For the large number of international healthcare organizations that are embracing the electronic transmission of healthcare data, there remain some formidable challenges. Though some compliance regulations specify the newer, XML-based HL7 v3.x, there are many jurisdictions that still need to update their legacy systems to handle this format, and many that even have multiple disparate data formats in the same system.

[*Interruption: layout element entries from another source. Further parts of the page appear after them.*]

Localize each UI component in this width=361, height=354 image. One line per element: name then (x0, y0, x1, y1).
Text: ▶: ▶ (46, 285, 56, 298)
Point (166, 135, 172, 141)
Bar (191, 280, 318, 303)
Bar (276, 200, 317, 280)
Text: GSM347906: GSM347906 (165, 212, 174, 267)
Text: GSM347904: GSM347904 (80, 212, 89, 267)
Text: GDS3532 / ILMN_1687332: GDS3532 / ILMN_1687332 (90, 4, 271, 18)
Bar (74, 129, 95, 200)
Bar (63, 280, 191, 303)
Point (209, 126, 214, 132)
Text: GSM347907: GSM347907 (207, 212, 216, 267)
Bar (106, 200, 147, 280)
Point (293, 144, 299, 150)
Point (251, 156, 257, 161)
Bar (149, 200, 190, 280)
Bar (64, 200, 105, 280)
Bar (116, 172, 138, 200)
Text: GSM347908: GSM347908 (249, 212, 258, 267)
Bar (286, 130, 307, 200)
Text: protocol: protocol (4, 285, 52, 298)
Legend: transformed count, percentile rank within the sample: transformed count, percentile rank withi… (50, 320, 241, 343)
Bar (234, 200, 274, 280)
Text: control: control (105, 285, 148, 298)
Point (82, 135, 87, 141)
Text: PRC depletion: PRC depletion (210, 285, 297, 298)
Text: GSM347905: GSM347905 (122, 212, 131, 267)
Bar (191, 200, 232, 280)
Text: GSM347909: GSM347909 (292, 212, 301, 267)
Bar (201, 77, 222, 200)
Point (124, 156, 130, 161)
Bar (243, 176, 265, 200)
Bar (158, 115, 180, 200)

In the US, for example, many legacy HISs employ HL7 EDI messages alongside HIPAA X12N messages. Though these formats have quite a lot in common, syntactically speaking, they are by no means interoperable and must be mapped on-the-fly to create a dynamic workflow for managing healthcare transactions. Of course, the introduction of the XML-based HL7 v3.x adds EDI/XML mapping to the complication of mapping data from EDI to EDI.

HL7 mapping

There are off-the-shelf, any-to-any graphical data mapping tool (e.g., Altova MapForce) that supports mapping HL7 data, in its legacy EDI or newer XML-based format, to and from XML, databases, flat files, other EDI formats, and Web services. Mappings are implemented by simply importing the necessary data structures (MapForce ships with configuration files for the latest EDI standards and offers the full set of past and present HL7 standards as a free download on its Web site) and dragging lines to connect nodes. A built-in function library lets you add advanced data filters and functions to further manipulate the output data. MapForce can also facilitate the automation of your HL7 transaction workflow through code generation in Java, C#, or C++ and an accessible command line interface. Additional support for mapping HL7 data to and from Web services gives healthcare organizations the ability to meet new technology challenges and changing enterprise infrastructures as they unfold within internal and external provider domains.